@SebastianOerding's answer is good, but I'll try a different explanation by building on the concept of a cross-certificate.
Let's say you have two separate CAs, and you want the clients of CA1 (ie those with CA1 in their trust stores) to trust certs issued by CA2. You want to do this without adding CA2 to their trust store.
The solution is a cross-certificate, from the Microsoft documentation:
Cross certification enables entities in one public key infrastructure (PKI) to trust entities in another PKI. ... A mutual trust relationship between two CAs requires that each CA issue a certificate to the other to establish the relationship in both directions.
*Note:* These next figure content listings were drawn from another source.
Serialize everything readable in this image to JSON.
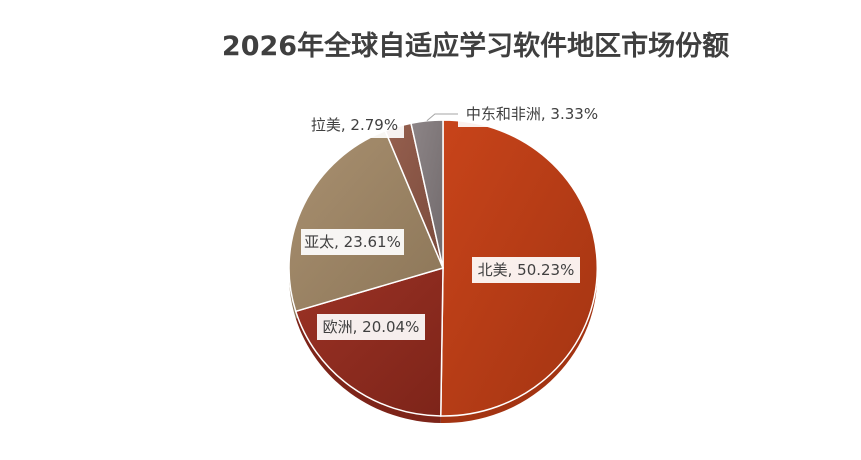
{
  "chart_data": {
    "type": "pie",
    "title": "2026年全球自适应学习软件地区市场份额",
    "start_angle_deg": 0,
    "direction": "clockwise",
    "slices": [
      {
        "name": "北美",
        "value": 50.23,
        "label": "北美, 50.23%",
        "color": "#c8441a",
        "color_dark": "#a33412"
      },
      {
        "name": "欧洲",
        "value": 20.04,
        "label": "欧洲, 20.04%",
        "color": "#9b3225",
        "color_dark": "#7d2419"
      },
      {
        "name": "亚太",
        "value": 23.61,
        "label": "亚太, 23.61%",
        "color": "#a99070",
        "color_dark": "#8c7658"
      },
      {
        "name": "拉美",
        "value": 2.79,
        "label": "拉美, 2.79%",
        "color": "#96604f",
        "color_dark": "#7a4a3b"
      },
      {
        "name": "中东和非洲",
        "value": 3.33,
        "label": "中东和非洲, 3.33%",
        "color": "#8d8587",
        "color_dark": "#716a6c"
      }
    ]
  }
}
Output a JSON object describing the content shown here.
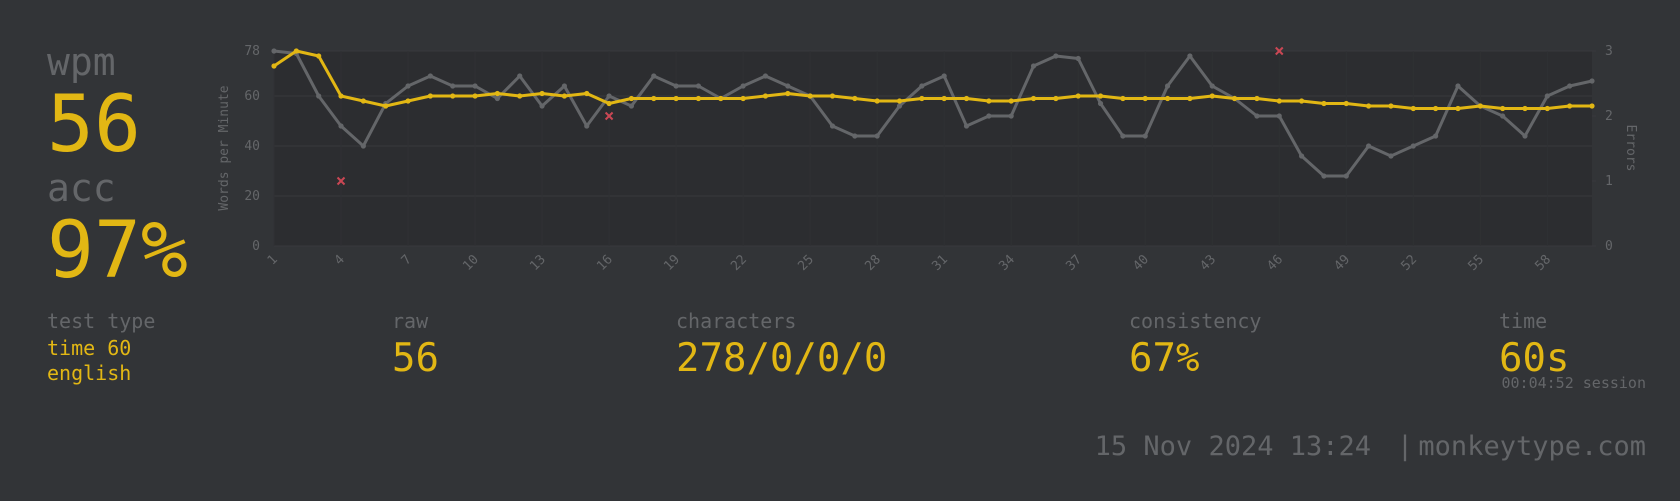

The path of trust is not hierarchal (neither of the governing CAs is subordinate to the other).
So each root issues a certificate containing the public key of the other (self-signed) root CA. This allows path validation engines to "pretend" that the self-signed root cert of CA2 was issued by the cross cert, which was issued by CA1.
Now, think of a link cert as a special case of a cross cert where CA1 and CA2 are two different root certs for the same CA (ie the same CA DN), but with different public keys (and likely also different expiration dates, serial number, CRL location, etc).
Root key expiry is a problem because as far as clients are concerned, it's a brand new CA. Link certs bridge that gap by telling clients that this new root cert replaces the expired one that is in their trust store.